PREOPERATIVE PLANNING
Confirm diagnosis
Preoperative metastatic workup to search for likely primary and identify extent of disease
Total body bone scan
Computerized tomography of chest/abdomen/pelvis
Serum protein electrophoresis and urine protein electrophoresis to evaluate for multiple myeloma
Establish diagnosis of humeral lesion with tissue before proceeding with treatment
Preoperative needle biopsy
Intraoperative needle or open biopsy with frozen section
Assess extent of bone defect and remaining proximal and distal bone
Plain biplanar radiographs of entire humerus
Consider MRI or CT to assess extent of defect
Entertain alternative means of operative management
Consider alternatives to spacer
Internal fixation with bone cement or allograft to fill defect
Proximal or distal endoprosthetic device if closer to one end of humerus
Decide upon a backup plan
Ensure all equipment will be available
Primary plan: spacer implants, trials, insertion equipment, straight reamers, reamer driver, antibiotic loaded bone cement (author utilizes a pre-mixed Tobramycin containing PMMA), insertion tool of choice for bone cement (author utilizes a Toomey syringe)
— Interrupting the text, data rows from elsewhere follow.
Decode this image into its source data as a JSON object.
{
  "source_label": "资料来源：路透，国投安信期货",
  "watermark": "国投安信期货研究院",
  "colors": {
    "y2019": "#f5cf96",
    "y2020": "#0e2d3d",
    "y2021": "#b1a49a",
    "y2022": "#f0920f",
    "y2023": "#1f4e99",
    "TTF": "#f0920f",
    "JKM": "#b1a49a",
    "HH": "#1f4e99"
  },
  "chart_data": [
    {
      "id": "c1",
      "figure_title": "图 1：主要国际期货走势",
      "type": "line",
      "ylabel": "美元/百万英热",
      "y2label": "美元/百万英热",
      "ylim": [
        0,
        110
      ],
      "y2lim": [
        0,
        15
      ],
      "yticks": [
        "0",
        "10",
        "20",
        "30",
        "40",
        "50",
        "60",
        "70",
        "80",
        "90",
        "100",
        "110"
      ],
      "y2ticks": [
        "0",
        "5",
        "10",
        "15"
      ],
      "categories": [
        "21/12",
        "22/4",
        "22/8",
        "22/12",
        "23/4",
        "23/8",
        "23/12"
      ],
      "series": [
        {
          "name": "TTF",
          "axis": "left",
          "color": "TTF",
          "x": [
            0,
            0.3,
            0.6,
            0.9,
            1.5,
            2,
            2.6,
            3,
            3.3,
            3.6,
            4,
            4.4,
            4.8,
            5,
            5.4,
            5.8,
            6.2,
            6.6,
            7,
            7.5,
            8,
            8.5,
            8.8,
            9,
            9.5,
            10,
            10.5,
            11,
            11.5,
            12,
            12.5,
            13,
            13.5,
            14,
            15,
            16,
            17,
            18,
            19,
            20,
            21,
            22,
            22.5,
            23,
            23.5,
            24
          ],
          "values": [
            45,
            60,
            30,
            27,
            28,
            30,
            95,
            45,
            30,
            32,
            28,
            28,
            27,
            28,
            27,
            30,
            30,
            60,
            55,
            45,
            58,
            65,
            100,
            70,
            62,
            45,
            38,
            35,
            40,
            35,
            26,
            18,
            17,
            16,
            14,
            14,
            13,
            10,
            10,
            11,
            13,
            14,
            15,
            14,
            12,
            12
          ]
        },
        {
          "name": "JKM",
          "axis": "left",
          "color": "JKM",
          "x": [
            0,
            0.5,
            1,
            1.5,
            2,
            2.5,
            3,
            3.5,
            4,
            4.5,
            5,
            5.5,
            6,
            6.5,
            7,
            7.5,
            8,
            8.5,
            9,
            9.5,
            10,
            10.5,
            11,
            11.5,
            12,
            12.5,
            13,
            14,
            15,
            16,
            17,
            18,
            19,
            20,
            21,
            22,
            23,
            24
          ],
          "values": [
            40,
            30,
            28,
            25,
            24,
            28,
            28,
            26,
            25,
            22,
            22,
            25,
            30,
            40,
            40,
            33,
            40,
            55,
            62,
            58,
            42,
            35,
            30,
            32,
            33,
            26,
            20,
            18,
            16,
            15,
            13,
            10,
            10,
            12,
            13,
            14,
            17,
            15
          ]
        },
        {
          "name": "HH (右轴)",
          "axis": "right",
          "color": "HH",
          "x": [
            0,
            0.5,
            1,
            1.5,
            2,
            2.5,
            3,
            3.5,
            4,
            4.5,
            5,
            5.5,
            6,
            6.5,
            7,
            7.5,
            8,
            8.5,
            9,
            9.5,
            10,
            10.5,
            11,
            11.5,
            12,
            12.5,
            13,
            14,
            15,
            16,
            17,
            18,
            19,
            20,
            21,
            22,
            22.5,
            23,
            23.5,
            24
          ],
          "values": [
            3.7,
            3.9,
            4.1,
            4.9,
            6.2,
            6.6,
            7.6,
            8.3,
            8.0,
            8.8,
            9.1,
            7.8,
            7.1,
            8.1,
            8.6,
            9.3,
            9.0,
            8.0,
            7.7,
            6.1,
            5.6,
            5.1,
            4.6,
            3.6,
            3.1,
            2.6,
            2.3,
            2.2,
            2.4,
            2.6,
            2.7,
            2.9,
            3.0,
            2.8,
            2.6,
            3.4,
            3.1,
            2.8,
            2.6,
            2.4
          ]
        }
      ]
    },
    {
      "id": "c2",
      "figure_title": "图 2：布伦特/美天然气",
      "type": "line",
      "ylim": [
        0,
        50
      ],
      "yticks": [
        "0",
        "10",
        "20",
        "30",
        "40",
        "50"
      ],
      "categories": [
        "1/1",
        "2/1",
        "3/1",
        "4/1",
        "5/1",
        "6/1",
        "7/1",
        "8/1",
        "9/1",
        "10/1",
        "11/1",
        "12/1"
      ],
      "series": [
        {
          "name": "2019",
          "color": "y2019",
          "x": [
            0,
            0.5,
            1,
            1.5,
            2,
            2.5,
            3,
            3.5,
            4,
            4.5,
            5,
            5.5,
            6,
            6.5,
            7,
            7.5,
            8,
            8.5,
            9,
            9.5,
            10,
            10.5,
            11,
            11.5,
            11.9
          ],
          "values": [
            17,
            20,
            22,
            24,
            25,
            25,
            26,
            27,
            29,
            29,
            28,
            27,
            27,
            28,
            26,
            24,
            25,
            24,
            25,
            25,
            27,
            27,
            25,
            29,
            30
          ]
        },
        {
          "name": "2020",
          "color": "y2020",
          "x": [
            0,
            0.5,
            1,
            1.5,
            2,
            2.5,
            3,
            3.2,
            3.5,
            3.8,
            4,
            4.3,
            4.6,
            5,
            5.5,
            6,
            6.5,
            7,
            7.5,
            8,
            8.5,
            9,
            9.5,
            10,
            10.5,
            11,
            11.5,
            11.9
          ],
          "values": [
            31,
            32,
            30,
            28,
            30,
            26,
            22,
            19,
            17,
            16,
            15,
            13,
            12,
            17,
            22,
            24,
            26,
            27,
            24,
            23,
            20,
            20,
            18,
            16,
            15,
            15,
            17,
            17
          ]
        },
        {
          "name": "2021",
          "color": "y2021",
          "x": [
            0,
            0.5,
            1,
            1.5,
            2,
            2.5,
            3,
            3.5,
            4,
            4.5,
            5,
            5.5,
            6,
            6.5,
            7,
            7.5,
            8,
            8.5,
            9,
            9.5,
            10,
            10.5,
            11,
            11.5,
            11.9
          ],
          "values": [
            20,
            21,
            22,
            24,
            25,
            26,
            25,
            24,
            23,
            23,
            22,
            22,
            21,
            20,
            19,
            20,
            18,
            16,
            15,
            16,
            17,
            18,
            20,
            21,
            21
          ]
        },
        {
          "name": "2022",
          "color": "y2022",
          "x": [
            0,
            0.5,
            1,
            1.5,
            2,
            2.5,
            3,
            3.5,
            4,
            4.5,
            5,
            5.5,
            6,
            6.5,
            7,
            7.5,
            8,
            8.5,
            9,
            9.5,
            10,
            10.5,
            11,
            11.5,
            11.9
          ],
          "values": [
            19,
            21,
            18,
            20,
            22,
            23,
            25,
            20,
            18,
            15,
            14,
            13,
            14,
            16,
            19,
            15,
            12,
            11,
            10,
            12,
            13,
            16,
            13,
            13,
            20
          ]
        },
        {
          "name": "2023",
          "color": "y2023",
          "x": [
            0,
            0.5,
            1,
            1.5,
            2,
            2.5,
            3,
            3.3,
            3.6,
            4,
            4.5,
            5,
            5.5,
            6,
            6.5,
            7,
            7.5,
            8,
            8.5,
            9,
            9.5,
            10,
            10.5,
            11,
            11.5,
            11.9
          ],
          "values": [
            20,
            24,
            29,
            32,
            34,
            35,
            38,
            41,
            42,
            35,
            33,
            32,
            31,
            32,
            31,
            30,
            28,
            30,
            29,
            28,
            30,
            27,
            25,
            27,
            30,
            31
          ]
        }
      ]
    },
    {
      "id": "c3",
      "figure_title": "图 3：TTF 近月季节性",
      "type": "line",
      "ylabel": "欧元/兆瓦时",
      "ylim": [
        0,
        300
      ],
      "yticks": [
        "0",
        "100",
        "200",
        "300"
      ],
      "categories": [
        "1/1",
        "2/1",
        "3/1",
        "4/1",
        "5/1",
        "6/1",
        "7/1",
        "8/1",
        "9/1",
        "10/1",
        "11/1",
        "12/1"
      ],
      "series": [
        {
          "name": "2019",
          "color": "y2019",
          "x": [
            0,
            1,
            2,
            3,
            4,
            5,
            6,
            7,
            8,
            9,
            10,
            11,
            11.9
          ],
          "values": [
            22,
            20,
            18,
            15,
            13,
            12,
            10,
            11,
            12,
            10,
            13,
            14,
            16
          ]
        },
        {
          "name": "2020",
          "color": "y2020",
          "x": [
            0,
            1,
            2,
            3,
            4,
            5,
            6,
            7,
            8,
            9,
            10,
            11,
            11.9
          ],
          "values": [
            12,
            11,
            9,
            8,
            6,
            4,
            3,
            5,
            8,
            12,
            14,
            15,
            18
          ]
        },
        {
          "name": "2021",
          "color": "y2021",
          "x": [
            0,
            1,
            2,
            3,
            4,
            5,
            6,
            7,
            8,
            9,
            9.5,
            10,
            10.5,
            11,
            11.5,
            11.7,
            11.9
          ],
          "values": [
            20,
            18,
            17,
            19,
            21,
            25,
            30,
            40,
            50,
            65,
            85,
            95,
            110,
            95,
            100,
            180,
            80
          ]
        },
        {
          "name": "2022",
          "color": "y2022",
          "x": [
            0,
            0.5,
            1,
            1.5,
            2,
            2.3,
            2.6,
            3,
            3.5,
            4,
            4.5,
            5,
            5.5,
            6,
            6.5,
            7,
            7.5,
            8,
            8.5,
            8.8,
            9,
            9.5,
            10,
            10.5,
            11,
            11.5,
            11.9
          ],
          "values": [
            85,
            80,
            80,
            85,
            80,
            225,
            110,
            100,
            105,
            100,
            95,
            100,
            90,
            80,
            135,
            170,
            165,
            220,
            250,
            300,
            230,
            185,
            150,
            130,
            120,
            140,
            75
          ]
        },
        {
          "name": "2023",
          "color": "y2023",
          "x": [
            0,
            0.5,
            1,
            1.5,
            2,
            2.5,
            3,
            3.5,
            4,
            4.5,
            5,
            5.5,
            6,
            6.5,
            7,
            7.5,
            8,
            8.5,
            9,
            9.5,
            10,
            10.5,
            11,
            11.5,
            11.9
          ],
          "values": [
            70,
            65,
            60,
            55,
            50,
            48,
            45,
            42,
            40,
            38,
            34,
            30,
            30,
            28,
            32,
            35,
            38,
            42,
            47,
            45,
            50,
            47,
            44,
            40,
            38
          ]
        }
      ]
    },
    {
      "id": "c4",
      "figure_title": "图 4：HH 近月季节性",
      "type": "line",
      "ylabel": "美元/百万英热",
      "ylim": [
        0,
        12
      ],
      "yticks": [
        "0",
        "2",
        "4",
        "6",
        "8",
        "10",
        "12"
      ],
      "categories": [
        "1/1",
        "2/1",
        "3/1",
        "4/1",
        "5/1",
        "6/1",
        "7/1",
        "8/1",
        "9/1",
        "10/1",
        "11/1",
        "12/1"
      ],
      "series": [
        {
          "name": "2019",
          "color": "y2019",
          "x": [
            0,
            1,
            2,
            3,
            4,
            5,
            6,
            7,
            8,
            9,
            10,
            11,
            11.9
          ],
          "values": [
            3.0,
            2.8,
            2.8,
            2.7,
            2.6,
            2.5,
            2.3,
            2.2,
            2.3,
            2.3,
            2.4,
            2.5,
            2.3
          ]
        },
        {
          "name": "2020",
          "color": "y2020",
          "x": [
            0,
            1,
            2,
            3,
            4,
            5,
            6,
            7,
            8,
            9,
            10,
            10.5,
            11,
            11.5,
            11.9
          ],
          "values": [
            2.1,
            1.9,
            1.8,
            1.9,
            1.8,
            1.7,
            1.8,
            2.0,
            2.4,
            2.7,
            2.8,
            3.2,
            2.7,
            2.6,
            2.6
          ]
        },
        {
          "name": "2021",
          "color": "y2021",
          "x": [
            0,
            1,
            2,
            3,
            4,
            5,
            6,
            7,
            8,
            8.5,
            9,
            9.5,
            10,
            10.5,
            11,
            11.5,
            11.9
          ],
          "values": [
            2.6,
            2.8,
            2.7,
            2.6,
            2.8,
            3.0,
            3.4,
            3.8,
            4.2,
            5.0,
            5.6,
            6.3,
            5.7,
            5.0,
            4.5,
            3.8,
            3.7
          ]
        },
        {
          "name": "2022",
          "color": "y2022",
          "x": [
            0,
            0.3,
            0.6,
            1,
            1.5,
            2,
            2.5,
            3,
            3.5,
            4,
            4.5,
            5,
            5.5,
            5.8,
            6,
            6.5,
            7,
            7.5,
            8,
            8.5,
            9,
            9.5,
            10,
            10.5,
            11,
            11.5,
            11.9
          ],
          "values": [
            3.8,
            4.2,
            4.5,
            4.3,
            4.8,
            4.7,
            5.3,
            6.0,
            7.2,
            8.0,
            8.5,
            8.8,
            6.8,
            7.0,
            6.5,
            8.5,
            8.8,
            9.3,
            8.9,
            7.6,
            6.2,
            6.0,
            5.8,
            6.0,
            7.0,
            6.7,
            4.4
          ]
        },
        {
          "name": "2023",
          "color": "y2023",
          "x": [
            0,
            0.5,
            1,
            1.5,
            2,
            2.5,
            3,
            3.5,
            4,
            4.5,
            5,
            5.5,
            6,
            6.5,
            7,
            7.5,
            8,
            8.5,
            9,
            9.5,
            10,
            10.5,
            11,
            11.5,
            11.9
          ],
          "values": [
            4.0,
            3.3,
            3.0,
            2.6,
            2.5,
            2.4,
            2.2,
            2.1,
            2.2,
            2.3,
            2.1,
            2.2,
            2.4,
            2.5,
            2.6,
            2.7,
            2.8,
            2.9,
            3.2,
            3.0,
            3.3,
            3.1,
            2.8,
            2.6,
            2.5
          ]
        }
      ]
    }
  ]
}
Backup plan(s): internal fixation implants and insertion equipment, allograft, other prostheses (such as proximal humeral replacement for more proximal lesions or a total elbow distal humeral replacement for more distal lesions)
Consider pre-operative embolization
Consider for vascular malignancies (renal carcinoma, thyroid carcinoma, myeloma) if intralesional procedure planned
Not absolutely necessary if wide en bloc resection planned
TECHNIQUE
Positioning
Typically, the patient is positioned supine with the arm on an armboard in order to facilitate stability after resection of the involved segment. The author prefers a Jackson table or other equivalent vascular imaging table without metallic bars on the side that may impede fluoroscopic imaging. The patient may also be positioned far enough to the opposite side of the imaging table that no armboard is needed.
Landmarks
The landmarks of the shoulder, including the acromion, distal clavicle, coracoid, arm, and elbow should be identified and marked to facilitate accurate placement of the surgical incision.